Of course, we can also choose between highlighting and antiseptic concealers. However, despite these important features, it’s the shade of the product that counts. A good concealers are categorised into colours because this is strictly connected with the scheme of contrasting colours. To clarify, each colour (e.g. red pimple) has its contrasting shade, which neutralizes it. And this is why colour concealers are so effective when it comes to camouflaging make-up. Exploring the issue further:

  • green or olive concealer: for redness and broken capillaries;
  • yellow concealer a tone brighter than the foundation: for dark under eye circles;
  • peach or salmon pink concealer: for purple and blue bruises;
  • red concealer: for very strong dark circles under eyes and discolorations.

Being led by these two indicators – colour of a concealer and formula – you can select a perfect cosmetic for yourself. In the case of really considerable in size and dark skin lesions, I recommend you to use concealers designed for professional make-up. Their lifespan is better as the coverage is stronger, yet they are also heavier for our skin. You have to be cautious while applying them.

How to hide skin imperfections using a concealer?

All concealers should be applied using an appropriately flattered brush. Also, you can make use of a sponge or just your fingertips. What is important though, remember to apply concealer in scarce since this prevents so-called mask-like effect, smudging and caking. To be honest, at the beginning of my concealer adventure I used to have the very problem myself because I thought that more equals better. Now I know that it’s better to apply a few thinner layers than one thick.

What should we do when in spite of a well-matching concealer and its scarce amounts, it doesn’t deliver good coverage and tends to gather in creases?
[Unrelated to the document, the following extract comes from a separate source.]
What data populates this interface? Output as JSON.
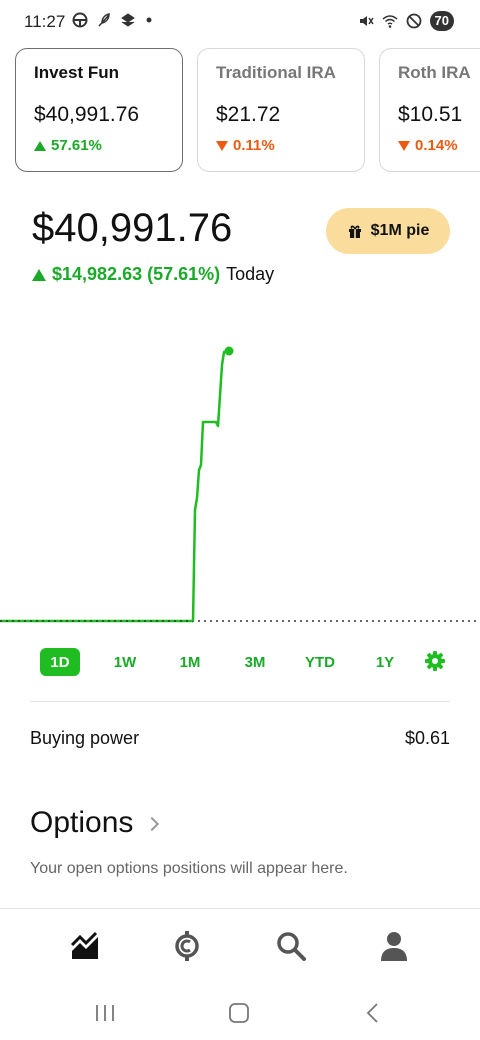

The issue here is that the skin might be considerably dehydrated, and the concealer doesn’t want to melt with the face. To deal with this problem I suggest using a moisturising mist, a special eye make-up primer, light oil or a cream featuring a high concentration of nourishing substances. Of course, these products are to be applied before concealer.

After applying the concealer to the face part that requires evening, pat it gently and precisely using your fingertip. It must be remembered to make the cosmetic blend with the skin/foundation; we need to make sure that concealer doesn’t leave any obvious lines that stand out. Before putting on a foundation, it’s also worth waiting a while to be sure that the cosmetic ‘clings’ to skin and won’t smudge when we follow with the foundation. The rule, ‘foundation first, concealer second’ is known to everyone, I guess. The only exception concerns under eye concealers that should be applied on the foundation, in general.